À la Fashion Week de Copenhague, Benedikte Thoustrup a attiré l’attention pour une apparition sur podium, sous le regard de Nikolai de Monpezat, présenté comme son premier soutien. Les images et récits publiés cette semaine décrivent un couple très présent dans les rendez-vous mode, de Copenhague à Paris, avec une visibilité croissante. Cette séquence intervient dans un calendrier chargé, entre défilés, invitations et réseaux sociaux, où le statut public de Nikolai pèse autant que la trajectoire professionnelle de Benedikte.
OpéraSPORT choisit Benedikte Thoustrup pour défiler à Copenhague
À Copenhague, Benedikte Thoustrup a été sélectionnée pour défiler lors d’un show de OpéraSPORT, dans le cadre de la Fashion Week de Copenhague. Selon des récits relayés par plusieurs médias, la présentation s’est tenue en extérieur, à proximité du port, un décor souvent utilisé pour ancrer la mode scandinave dans une esthétique urbaine et maritime. Le choix d’un lieu ouvert, exposé aux regards, sert aussi la stratégie des marques, qui cherchent des images immédiatement exploitables sur les plateformes sociales.
Le fait marquant de cette séquence tient à la mise en avant du premier rang. Nikolai de Monpezat, régulièrement invité aux défilés et associé au monde du mannequinat, a été décrit comme attentif à chaque passage, ce qui alimente une narration de soutien très lisible. Dans un écosystème où les photos comptent autant que le vêtement, la présence de Nikolai de Monpezat renforce mécaniquement la portée médiatique de la prestation de Benedikte Thoustrup.
La Fashion Week de Copenhague s’est imposée ces dernières années comme un rendez-vous observé au-delà de la Scandinavie, avec un accent mis sur la production responsable, la narration de marque et la capacité à créer des silhouettes portables mais identifiables. Pour une mannequin qui gagne en visibilité, défiler dans ce contexte peut faire office de marchepied, moins saturé que Paris ou Milan, tout en étant très suivi par les médias mode et les créateurs de contenu.
La sélection d’un visage dans un show ne répond pas seulement à des critères esthétiques. Les castings prennent en compte l’allure, la photogénie, l’aisance sur un parcours parfois contraignant, mais aussi la capacité à générer de l’intérêt éditorial. Dans ce cadre, le duo formé par Benedikte et Nikolai devient un élément de contexte, pas nécessairement un moteur officiel, mais un facteur d’attention. Pour la marque, cela peut contribuer à prolonger la durée de vie du défilé, au-delà des comptes rendus spécialisés.
Pour Benedikte Thoustrup, l’enjeu consiste à transformer cet épisode en séquence professionnelle lisible, book enrichi, relations avec les équipes de casting, et potentiel rappel sur d’autres dates. La Fashion Week ne se résume pas au podium, elle sert aussi de terrain de rencontres, stylistes, photographes, agences, attachés de presse, où une prestation solide peut ouvrir des portes sur la saison suivante.

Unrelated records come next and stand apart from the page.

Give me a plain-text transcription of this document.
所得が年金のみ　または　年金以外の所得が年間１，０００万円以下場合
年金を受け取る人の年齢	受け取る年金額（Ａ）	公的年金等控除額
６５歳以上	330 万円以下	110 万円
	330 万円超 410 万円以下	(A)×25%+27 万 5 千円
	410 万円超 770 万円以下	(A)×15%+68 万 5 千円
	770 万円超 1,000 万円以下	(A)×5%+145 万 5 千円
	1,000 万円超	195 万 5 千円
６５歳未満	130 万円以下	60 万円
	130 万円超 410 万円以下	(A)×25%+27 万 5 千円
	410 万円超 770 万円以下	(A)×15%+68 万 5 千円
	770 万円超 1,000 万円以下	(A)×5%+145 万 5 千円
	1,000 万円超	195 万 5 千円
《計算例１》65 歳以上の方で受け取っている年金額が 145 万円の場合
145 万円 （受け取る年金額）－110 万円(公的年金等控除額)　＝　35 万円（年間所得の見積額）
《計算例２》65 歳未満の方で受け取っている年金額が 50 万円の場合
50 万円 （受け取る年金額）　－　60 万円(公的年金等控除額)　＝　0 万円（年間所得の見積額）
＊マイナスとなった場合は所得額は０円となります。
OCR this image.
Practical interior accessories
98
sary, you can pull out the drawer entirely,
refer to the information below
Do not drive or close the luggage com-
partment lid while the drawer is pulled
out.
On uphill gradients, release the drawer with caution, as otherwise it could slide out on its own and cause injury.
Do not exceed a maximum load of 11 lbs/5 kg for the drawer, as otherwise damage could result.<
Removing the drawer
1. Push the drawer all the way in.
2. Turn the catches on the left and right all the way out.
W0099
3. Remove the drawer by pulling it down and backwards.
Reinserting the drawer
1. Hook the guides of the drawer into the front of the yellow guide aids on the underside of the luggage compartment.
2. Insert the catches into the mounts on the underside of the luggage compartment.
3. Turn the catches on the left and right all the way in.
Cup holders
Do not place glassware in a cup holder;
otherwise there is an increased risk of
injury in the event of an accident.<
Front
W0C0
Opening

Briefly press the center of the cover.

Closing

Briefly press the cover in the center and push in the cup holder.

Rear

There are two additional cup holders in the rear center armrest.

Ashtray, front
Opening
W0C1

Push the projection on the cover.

Nikolai de Monpezat présent au premier rang et très visible
La scène la plus commentée reste celle de Nikolai, décrit comme n’ayant rien raté du passage de Benedikte. Les publications et reprises mettent l’accent sur une attitude de soutien, regard fixé sur le podium, réactions au bon moment, présence assumée. Dans l’économie de l’image, ce type de détail alimente un récit simple, un couple, un défilé, un premier fan, et favorise une circulation rapide des contenus sur les réseaux.
Nikolai de Monpezat n’est pas un inconnu dans cet univers. Présenté comme habitué des événements mode, il apparaît régulièrement sur des photos de front row, où l’on distingue un mélange d’influenceurs, de professionnels et d’invités à forte notoriété. Cette présence agit comme un amplificateur, chaque cliché devient plus susceptible d’être repris par des médias généralistes, ce qui profite indirectement à la mannequin qui défile.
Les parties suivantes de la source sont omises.